Meus queridos Netos:
Naquele tempo, quando chegava a época dos figos (e embora tivéssemos muitas figueiras mais ou menos perto de casa), os primeiros a amadurecer eram os da que estava numa propriedade bem distante, já perto do rio Távora. Tinha que se descer (e depois subir, está claro), toda aquela enorme distância, por um estreito e tortuoso caminho que, à falta de qualquer outro transporte, era galgado agilmente pelo nosso cavalo Carriço.

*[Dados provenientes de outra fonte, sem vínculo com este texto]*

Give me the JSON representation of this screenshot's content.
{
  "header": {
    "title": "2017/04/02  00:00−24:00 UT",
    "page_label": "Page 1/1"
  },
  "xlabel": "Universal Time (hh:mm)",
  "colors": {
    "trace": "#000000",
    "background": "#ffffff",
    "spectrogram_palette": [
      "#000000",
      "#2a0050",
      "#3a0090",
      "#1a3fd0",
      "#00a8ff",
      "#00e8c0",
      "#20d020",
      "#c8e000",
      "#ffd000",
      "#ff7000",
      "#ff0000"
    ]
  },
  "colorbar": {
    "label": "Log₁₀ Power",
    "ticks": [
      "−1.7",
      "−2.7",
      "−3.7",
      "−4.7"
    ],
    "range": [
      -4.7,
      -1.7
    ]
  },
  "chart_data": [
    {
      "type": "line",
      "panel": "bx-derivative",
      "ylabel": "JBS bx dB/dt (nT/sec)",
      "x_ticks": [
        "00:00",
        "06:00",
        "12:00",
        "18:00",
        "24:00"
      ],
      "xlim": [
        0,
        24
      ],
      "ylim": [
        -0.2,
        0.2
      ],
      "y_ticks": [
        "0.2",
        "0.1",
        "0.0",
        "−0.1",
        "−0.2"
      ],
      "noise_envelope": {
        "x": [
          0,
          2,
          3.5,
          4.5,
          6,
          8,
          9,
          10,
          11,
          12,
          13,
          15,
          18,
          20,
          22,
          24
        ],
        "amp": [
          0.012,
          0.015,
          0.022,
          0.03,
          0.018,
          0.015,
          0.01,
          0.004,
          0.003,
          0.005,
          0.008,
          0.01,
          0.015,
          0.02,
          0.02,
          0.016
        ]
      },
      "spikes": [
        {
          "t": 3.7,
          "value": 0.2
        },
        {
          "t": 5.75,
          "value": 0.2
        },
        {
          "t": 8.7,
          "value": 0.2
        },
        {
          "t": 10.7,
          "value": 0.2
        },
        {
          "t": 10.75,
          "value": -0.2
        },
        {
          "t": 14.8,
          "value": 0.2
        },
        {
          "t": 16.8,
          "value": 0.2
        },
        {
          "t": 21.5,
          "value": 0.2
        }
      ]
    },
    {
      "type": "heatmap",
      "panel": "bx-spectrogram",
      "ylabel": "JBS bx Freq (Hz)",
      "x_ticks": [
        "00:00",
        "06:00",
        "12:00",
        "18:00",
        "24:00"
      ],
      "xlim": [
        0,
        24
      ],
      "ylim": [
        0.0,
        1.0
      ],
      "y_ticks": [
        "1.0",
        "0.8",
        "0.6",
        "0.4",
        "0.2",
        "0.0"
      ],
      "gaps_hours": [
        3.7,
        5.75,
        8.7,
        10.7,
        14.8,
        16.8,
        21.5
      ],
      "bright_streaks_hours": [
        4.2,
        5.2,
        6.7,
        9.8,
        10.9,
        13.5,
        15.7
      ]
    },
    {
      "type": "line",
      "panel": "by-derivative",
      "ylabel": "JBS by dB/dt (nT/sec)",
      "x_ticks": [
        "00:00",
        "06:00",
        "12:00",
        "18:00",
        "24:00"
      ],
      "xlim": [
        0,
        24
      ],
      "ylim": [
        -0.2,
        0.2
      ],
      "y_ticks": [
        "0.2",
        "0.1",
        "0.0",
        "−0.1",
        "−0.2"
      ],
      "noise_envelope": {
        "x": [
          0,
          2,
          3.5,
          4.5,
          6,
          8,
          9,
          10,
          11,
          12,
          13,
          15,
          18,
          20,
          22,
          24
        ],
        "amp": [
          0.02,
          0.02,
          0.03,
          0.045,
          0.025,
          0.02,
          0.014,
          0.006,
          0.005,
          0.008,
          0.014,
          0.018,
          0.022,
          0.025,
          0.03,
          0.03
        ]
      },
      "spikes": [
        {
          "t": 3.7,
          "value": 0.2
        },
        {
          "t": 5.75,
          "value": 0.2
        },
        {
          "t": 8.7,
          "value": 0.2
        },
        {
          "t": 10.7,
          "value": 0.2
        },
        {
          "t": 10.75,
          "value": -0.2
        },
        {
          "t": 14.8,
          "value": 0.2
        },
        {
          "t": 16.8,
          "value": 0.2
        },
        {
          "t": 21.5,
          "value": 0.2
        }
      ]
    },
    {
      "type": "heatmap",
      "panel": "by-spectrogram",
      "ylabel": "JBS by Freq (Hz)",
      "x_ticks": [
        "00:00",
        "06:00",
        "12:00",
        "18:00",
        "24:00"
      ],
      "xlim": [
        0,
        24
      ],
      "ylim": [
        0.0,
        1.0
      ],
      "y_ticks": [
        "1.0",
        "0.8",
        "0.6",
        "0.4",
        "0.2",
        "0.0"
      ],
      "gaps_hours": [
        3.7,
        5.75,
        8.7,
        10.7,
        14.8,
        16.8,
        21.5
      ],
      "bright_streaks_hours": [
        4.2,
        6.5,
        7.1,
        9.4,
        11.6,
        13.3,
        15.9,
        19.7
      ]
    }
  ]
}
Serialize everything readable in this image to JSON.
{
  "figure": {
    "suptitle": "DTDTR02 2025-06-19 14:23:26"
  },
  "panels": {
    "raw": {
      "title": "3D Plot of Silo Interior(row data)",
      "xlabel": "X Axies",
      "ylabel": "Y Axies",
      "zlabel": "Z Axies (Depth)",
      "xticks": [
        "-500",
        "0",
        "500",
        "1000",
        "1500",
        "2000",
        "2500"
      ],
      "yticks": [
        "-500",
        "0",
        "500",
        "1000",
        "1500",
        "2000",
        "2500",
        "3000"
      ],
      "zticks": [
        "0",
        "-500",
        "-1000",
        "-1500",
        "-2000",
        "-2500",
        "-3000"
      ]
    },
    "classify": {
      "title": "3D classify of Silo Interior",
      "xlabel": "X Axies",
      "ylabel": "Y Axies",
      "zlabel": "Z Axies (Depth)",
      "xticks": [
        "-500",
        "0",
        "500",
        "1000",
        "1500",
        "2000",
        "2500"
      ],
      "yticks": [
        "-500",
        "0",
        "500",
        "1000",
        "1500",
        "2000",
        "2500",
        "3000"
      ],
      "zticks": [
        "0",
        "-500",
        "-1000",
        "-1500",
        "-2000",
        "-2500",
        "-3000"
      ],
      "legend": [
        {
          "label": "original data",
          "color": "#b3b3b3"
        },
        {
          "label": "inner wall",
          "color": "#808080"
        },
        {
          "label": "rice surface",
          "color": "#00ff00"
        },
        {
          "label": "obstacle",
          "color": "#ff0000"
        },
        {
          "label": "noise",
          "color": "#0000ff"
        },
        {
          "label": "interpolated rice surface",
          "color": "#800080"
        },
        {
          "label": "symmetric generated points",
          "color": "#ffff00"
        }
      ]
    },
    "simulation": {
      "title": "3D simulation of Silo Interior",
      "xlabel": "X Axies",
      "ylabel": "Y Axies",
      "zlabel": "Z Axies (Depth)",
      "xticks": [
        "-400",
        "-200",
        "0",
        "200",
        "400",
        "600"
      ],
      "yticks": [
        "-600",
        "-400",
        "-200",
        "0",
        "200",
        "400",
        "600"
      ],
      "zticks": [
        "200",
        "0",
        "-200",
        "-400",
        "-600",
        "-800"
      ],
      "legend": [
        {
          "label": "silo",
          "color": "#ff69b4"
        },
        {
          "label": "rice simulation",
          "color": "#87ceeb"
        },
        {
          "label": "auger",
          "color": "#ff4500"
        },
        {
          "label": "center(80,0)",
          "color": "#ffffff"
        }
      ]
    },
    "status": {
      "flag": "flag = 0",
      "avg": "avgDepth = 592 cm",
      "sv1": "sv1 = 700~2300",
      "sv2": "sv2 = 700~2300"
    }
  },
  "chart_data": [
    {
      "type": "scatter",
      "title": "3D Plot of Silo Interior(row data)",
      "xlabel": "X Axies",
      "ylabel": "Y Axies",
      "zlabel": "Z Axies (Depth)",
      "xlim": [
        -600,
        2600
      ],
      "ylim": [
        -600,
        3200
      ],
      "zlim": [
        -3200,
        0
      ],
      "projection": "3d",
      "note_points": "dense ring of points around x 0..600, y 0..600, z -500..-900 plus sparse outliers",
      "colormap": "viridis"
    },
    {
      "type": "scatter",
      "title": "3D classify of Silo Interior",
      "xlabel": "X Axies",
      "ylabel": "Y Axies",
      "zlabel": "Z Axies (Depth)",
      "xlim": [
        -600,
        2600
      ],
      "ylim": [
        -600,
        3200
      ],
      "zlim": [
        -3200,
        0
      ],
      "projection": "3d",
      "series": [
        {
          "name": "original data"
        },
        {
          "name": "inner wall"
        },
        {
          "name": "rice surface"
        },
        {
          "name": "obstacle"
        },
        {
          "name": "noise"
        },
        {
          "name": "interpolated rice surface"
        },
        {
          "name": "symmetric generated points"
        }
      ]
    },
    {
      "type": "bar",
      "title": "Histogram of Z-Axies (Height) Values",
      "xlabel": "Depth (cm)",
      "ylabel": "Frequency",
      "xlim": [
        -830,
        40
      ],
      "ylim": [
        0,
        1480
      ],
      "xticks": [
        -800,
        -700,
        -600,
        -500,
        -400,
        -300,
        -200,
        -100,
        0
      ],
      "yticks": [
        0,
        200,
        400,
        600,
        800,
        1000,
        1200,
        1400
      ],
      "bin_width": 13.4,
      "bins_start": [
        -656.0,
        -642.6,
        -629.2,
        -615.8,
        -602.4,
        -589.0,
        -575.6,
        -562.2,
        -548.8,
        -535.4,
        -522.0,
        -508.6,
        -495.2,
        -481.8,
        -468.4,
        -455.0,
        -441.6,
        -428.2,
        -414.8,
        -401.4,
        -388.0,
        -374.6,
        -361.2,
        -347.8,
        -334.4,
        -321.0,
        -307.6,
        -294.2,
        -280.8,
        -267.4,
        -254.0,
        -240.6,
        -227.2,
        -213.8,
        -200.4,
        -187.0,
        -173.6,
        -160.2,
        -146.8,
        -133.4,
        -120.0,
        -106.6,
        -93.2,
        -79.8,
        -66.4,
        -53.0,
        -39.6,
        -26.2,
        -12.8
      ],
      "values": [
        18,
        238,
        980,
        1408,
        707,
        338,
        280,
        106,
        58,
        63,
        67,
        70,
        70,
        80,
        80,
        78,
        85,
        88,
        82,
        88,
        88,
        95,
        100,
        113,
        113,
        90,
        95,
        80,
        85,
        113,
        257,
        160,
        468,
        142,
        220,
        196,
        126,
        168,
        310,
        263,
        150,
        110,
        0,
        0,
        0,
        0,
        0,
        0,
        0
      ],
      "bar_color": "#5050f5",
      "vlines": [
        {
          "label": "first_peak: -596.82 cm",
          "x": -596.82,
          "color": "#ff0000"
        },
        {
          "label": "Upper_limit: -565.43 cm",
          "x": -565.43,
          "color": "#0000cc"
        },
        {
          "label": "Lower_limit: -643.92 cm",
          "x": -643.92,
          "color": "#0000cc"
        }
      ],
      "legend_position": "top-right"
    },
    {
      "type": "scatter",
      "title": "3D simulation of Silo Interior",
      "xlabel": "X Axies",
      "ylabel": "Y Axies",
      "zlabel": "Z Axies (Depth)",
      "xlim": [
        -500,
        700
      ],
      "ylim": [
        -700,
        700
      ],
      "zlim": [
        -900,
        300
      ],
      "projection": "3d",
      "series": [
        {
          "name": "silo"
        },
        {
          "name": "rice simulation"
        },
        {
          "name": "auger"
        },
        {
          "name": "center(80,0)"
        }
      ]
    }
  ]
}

Quando o meu Pai anunciava, quase solenemente, que no dia seguinte ia ao Serralheiro apanhar uma grande cesta de figos, logo eu acudia pedindo que me deixasse ir com ele, prometendo ajudá-lo na sua tarefa. Não era preciso insistir muito porque aquela viagem, devido à minha presença, era, pela minha Mãe, transformada naquilo que, a meus olhos, era uma autêntica festa: fazia-nos um suculento farnel de pão centeio feito por ela, fatias de presunto ou chouriço também caseiro, o miminho dum biscoito de azeite que raramente faltavam lá em casa, água para mim, vinho da nossa lavra para o meu Pai e lá partíamos os dois, montados no Carriço, ele à frente e eu atrás com a segurança de me poder agarrar a ele, caso o cavalo desse algum tropeção.
Ainda não tínhamos vencido metade do caminho, já eu apregoava a minha fome de criança e lá fazíamos uma curta paragem para petiscar moderadamente, que a viagem ia durar quase todo o dia.
Chegados ao destino, dirigíamo-nos à grande figueira, que nunca nos desiludiu: apresentava-se sempre coberta de figos já maduros, brilhantes e raiados de castanho, que nos enchiam de orgulho e de alegria, ainda antes de nos deliciarem com o seu sabor inesquecível.
Enquanto o meu Pai ia forrar a cesta de fetos viçosos, que por ali abundavam, já eu me regalava com aqueles figos polposos e docinhos, sem ligar à áspera fricção das folhas nos meus braços nus.
De facto, era o único senão. Como se estava já no começo do verão, ali particularmente abrasador, as folhas da figueira pareciam lixa viscosa e deixavam a pele comichosa e ardente, durante um longo espaço. Mas, perante a impassibilidade do meu Pai, aliás com os braços protegidos por mangas compridas, eu cumpria estoicamente a minha tarefa até ambos temos enchido a cesta, que então cobríamos com uma camada de fetos.
Procurávamos depois uma sombra protetora e regalávamo-nos com o farto lanche preparado pela minha Mãe, enquanto o meu Pai me contava histórias reais da sua vida, principalmente do tempo que passou no Brasil. Não podia faltar o episódio em que o seu batalhão, destinado a seguir para França, onde iria participar na primeira Grande Guerra, foi visitado pela Rainha D. Amélia, que ofereceu a cada soldado um par de meias de lã. Não foram utilizadas nessa circunstância porque o batalhão nunca chegou a ser convocado para partir.
Mas, vencendo um caminho ainda mais difícil, regressámos a casa, onde a nossa cesta de figos foi recebida com grande alvoroço e fez a delícia de grandes e pequenos.